The deal made Elliott Management a 75% gain in a matter of months and it’s also been seen as smart acquisition for Symantec, where the hedge fund’s stake stands at around $300 million, according to filings. Heads Cohn wins, tails Cohn wins.

Others have succeeded in the IT space in 2016. Starboard Value’s Jeffrey Smith generated a quick 75% profit after building a 7.1% stake in Infoblox at around $15 a share in March and April. Starboard saw a big gain when the company agreed to be sold to Vista Equity Partners for $26.50 a share in late September.

Make Fannie And Freddie… And Ackman, Paulson And Berkowitz… Great Again

Bill Ackman

Sure bank stocks have rallied as much as 40% since Donald Trump was elected president. But the biggest post-Election gains in the financial sector come government sponsored housing agencies Fannie Mae and Freddie Mac , whose common and preferred shares have more than doubled since Nov. 8.

For years, hedge fund billionaires like William Ackman and John Paulson have bet on Fannie and Freddie, expecting eventually both GSEs would exit government conservatorship and become private entities able to retain their billions in quarterly profits. Star mutual fund manager Bruce Berkowitz of Fairholme Funds has also bet big on this trade, which is beginning to pay off. Trump’s pick for Treasury Secretary, Steven Mnuchin, has said getting Fannie and Freddie out of conservatorship is among his ten biggest priorities, spurring a sustained rally.

In the annals of lottery ticket financial sector bets, extra credit goes to Paulson & Co.’s John Paulson.

In addition to a binary Fannie trade, Paulson’s hedge fund is the biggest holder of warrants Bank of America issued as part of its government bailout. As BofA’s shares have climbed higher, the asymmetric characteristics of these assets are paying off. Paulson’s holding of BofA warrants — BAC/WS/A US on the Bloomberg terminal — is up over 75% year-to-date. Unfortunately for Paulson, the gains are little respite from a backfired pharma bet that’s caused his merger strategies to trade off as much as 20% this year.

A Bet Against Global Warming Heats Up

Last Christmas was a washout for most ski resorts in the Northeast, and it wasn’t so great in many parts of the Rockies either. That lack of snow, due to an El Nino weather pattern and global warming, battered ski stocks like Intrawest Resorts and Peak Resorts. Private equity and hedge fund firm Fortress Investment Group took Intrawest private about a decade ago and nearly bankrupted the company within a few years, forcing it to sell off a holding in North American skiing crown jewel, Whistler.

Even with this distress, Intrawest held onto resorts like Steamboat, Winter Park and Mont Tremblant in Quebec, all among the top ski areas east of the Alps. The company also retained its interest in Canadian Mountain Holidays, a heli-skiing operation that appeals to Wall Street weekend warriors and extreme skiers alike.

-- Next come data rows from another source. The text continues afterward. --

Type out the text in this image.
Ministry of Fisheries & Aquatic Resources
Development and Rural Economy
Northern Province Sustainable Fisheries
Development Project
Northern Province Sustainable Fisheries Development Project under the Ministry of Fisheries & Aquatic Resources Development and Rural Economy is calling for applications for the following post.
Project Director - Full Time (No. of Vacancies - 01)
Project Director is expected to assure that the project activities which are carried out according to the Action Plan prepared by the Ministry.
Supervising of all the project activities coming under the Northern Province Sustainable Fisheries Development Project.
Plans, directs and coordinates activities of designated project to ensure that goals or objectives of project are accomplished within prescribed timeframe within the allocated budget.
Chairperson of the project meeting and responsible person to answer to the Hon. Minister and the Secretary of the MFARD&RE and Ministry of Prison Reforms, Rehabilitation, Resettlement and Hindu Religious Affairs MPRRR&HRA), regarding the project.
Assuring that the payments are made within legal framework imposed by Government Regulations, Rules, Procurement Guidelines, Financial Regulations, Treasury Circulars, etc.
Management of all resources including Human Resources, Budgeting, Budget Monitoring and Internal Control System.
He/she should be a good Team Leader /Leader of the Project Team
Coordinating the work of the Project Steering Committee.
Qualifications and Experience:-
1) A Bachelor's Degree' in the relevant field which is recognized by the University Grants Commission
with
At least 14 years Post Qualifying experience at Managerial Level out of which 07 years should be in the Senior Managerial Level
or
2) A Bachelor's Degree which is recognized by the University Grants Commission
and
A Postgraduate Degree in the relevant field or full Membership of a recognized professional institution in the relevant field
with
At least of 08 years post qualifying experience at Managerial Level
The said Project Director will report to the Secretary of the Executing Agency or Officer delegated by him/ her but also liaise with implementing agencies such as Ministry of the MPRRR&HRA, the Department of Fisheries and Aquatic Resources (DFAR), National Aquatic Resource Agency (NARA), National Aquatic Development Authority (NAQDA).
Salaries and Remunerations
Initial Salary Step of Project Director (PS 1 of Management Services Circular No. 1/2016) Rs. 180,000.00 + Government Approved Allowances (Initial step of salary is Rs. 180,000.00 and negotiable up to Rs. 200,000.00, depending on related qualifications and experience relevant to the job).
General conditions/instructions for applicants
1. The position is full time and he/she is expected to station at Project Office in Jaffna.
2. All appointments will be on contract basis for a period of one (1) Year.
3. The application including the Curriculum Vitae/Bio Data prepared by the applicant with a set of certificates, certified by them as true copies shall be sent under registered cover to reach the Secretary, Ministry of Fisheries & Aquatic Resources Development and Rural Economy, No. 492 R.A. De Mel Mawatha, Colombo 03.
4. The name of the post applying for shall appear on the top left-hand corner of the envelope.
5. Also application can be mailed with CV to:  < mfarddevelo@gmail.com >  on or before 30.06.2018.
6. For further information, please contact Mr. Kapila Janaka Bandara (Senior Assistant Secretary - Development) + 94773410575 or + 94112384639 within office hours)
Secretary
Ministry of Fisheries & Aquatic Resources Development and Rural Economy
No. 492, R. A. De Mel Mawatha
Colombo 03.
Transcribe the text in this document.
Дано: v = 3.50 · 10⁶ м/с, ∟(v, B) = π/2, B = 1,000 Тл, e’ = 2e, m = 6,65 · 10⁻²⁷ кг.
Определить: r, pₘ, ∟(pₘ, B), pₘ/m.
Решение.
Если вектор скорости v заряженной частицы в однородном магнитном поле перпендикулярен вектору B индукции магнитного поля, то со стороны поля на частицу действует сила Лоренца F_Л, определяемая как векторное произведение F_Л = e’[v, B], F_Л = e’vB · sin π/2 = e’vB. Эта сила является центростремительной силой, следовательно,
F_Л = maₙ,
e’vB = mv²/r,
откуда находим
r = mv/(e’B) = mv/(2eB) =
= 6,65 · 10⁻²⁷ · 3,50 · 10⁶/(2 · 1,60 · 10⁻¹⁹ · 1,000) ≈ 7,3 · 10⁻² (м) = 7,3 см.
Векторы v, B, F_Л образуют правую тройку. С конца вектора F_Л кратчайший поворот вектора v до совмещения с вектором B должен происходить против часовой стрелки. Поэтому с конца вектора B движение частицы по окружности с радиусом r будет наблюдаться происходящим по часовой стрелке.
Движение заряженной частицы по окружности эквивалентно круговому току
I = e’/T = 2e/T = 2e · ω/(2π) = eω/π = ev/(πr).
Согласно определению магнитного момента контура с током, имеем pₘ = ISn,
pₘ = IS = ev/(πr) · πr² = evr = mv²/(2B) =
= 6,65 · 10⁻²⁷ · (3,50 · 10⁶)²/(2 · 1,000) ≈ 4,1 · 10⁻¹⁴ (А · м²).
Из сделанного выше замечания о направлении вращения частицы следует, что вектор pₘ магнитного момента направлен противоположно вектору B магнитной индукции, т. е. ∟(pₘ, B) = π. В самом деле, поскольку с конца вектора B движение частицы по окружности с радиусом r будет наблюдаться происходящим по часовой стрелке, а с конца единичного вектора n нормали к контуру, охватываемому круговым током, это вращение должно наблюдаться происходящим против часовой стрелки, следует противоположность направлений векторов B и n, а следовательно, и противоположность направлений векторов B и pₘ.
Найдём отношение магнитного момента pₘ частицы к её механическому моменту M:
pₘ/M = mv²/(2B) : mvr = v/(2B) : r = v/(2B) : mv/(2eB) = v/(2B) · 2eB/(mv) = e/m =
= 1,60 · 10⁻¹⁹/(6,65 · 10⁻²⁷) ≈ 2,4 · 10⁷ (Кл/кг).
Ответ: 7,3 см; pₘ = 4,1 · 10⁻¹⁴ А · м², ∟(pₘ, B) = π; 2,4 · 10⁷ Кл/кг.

But during the 2016 snow drought, investors gave up on the value in Intrawest’s mountains and fled the stock.

From June 2015 through early January, Intrawest slumped from $12 a share to as low as $6.95, or a market value around $300 million. In came Fortress with a tender offer on January 12 to buy $50 million Intrawest shares for between $9 and $10 a share. The tender was successful and as a better outlook for skiing has emerged, Intrawest shares have ripped higher to nearly $20 a share. Fortress has roughly doubled its money on the $50 million Intrawest tender.